In this paper we present a new method for hyperspectral data classification using factor graphs. Factor graph (a bipartite graph consisting of variables and factor vertices) allows factorization of a more complex function leading to definition of variables (employed to store input data), latent variables (allow to bridge abstract class to data), and factors (defining prior probabilities for spectral features and abstract classes; input data mapping to spectral features mixture and further bridging of the mixture to an abstract class). Latent variables play an important role by defining two-level mapping of the input spectral features to a class. Configuration (learning) on training data of the model allows calculating a parameter set for the model to bridge the input data to a class.
The classification algorithm is as follows. Spectral bands are separately pre-processed (unsupervised clustering is used) to be defined on a finite domain (alphabet) leading to a representation of the data on multinomial distribution. The represented hyperspectral data is used as input evidence (evidence vector is selected pixelwise) in a configured factor graph and an inference is run resulting in the posterior probability. Variational inference (Mean field) allows to obtain plausible results with a low calculation time. Calculating the posterior probability for each class and comparison of the probabilities leads to classification. Since the factor graphs operate on input data represented on an alphabet (the represented data transferred into multinomial distribution) the number of training samples can be relatively low.
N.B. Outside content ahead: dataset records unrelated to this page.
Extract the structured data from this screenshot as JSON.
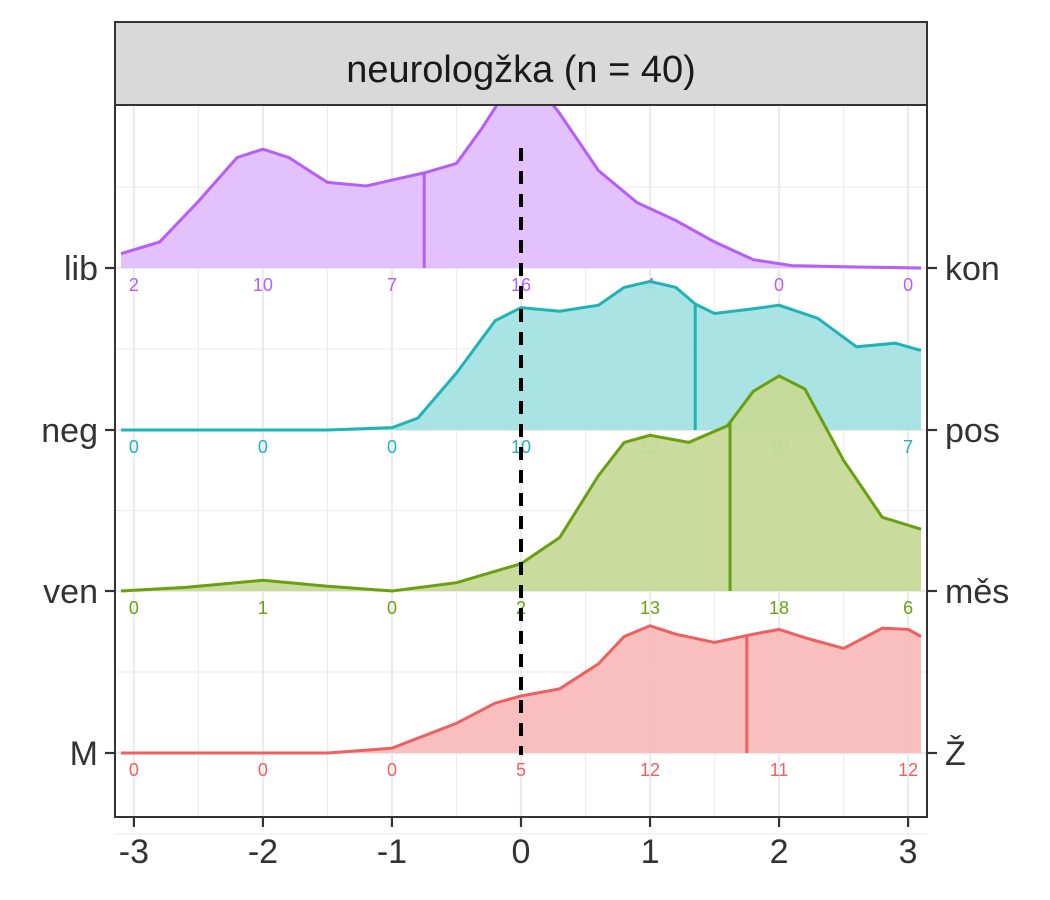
{
  "chart_data": {
    "type": "ridgeline",
    "title": "neurologžka (n = 40)",
    "xlabel": "",
    "ylabel": "",
    "xlim": [
      -3.1,
      3.1
    ],
    "x_ticks": [
      {
        "value": -3,
        "label": "-3"
      },
      {
        "value": -2,
        "label": "-2"
      },
      {
        "value": -1,
        "label": "-1"
      },
      {
        "value": 0,
        "label": "0"
      },
      {
        "value": 1,
        "label": "1"
      },
      {
        "value": 2,
        "label": "2"
      },
      {
        "value": 3,
        "label": "3"
      }
    ],
    "count_positions": [
      -3,
      -2,
      -1,
      0,
      1,
      2,
      3
    ],
    "reference_line_x": 0,
    "grid": true,
    "series": [
      {
        "left_label": "lib",
        "right_label": "kon",
        "color": "#b65ef8",
        "fill": "#e1befd",
        "mean": -0.75,
        "counts": [
          "2",
          "10",
          "7",
          "16",
          "4",
          "0",
          "0"
        ],
        "density": [
          [
            -3.1,
            0.12
          ],
          [
            -2.8,
            0.22
          ],
          [
            -2.5,
            0.56
          ],
          [
            -2.2,
            0.93
          ],
          [
            -2.0,
            1.0
          ],
          [
            -1.8,
            0.93
          ],
          [
            -1.5,
            0.72
          ],
          [
            -1.2,
            0.69
          ],
          [
            -1.0,
            0.74
          ],
          [
            -0.75,
            0.8
          ],
          [
            -0.5,
            0.88
          ],
          [
            -0.3,
            1.18
          ],
          [
            -0.1,
            1.52
          ],
          [
            0.0,
            1.62
          ],
          [
            0.1,
            1.58
          ],
          [
            0.3,
            1.3
          ],
          [
            0.6,
            0.82
          ],
          [
            0.9,
            0.55
          ],
          [
            1.2,
            0.4
          ],
          [
            1.5,
            0.22
          ],
          [
            1.8,
            0.07
          ],
          [
            2.1,
            0.02
          ],
          [
            2.5,
            0.01
          ],
          [
            3.1,
            0.0
          ]
        ]
      },
      {
        "left_label": "neg",
        "right_label": "pos",
        "color": "#1fb3b7",
        "fill": "#a4e1e2",
        "mean": 1.35,
        "counts": [
          "0",
          "0",
          "0",
          "10",
          "12",
          "10",
          "7"
        ],
        "density": [
          [
            -3.1,
            0.0
          ],
          [
            -1.5,
            0.0
          ],
          [
            -1.0,
            0.02
          ],
          [
            -0.8,
            0.1
          ],
          [
            -0.5,
            0.48
          ],
          [
            -0.2,
            0.92
          ],
          [
            0.0,
            1.03
          ],
          [
            0.3,
            1.0
          ],
          [
            0.6,
            1.05
          ],
          [
            0.8,
            1.2
          ],
          [
            1.0,
            1.25
          ],
          [
            1.2,
            1.2
          ],
          [
            1.35,
            1.06
          ],
          [
            1.5,
            0.98
          ],
          [
            1.8,
            1.02
          ],
          [
            2.0,
            1.05
          ],
          [
            2.3,
            0.94
          ],
          [
            2.6,
            0.7
          ],
          [
            2.9,
            0.73
          ],
          [
            3.1,
            0.67
          ]
        ]
      },
      {
        "left_label": "ven",
        "right_label": "měs",
        "color": "#6aa00f",
        "fill": "#c6da98",
        "mean": 1.62,
        "counts": [
          "0",
          "1",
          "0",
          "2",
          "13",
          "18",
          "6"
        ],
        "density": [
          [
            -3.1,
            0.0
          ],
          [
            -2.6,
            0.03
          ],
          [
            -2.0,
            0.09
          ],
          [
            -1.5,
            0.04
          ],
          [
            -1.0,
            0.0
          ],
          [
            -0.5,
            0.07
          ],
          [
            0.0,
            0.23
          ],
          [
            0.3,
            0.45
          ],
          [
            0.6,
            0.97
          ],
          [
            0.8,
            1.25
          ],
          [
            1.0,
            1.31
          ],
          [
            1.3,
            1.25
          ],
          [
            1.6,
            1.39
          ],
          [
            1.8,
            1.68
          ],
          [
            2.0,
            1.81
          ],
          [
            2.2,
            1.7
          ],
          [
            2.5,
            1.1
          ],
          [
            2.8,
            0.62
          ],
          [
            3.1,
            0.52
          ]
        ]
      },
      {
        "left_label": "M",
        "right_label": "Ž",
        "color": "#ef5f5f",
        "fill": "#f9bcbc",
        "mean": 1.75,
        "counts": [
          "0",
          "0",
          "0",
          "5",
          "12",
          "11",
          "12"
        ],
        "density": [
          [
            -3.1,
            0.0
          ],
          [
            -1.5,
            0.0
          ],
          [
            -1.0,
            0.04
          ],
          [
            -0.5,
            0.25
          ],
          [
            -0.2,
            0.42
          ],
          [
            0.0,
            0.48
          ],
          [
            0.3,
            0.54
          ],
          [
            0.6,
            0.75
          ],
          [
            0.8,
            0.98
          ],
          [
            1.0,
            1.07
          ],
          [
            1.2,
            1.0
          ],
          [
            1.5,
            0.93
          ],
          [
            1.8,
            1.0
          ],
          [
            2.0,
            1.04
          ],
          [
            2.2,
            0.97
          ],
          [
            2.5,
            0.88
          ],
          [
            2.8,
            1.05
          ],
          [
            3.0,
            1.04
          ],
          [
            3.1,
            0.98
          ]
        ]
      }
    ]
  }
}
Classification assessment on Salinas hyperspectral data benchmark allowed to obtain a competitive accuracy of classification. Employment of training data consisting of 20 randomly selected points for a class allowed to obtain the overall classification accuracy equal to 85.32% and Kappa equal to 0.8358. Representation of input data on a finite domain discards the curse of dimensionality problem allowing to use large hyperspectral data with a moderately high number of bands.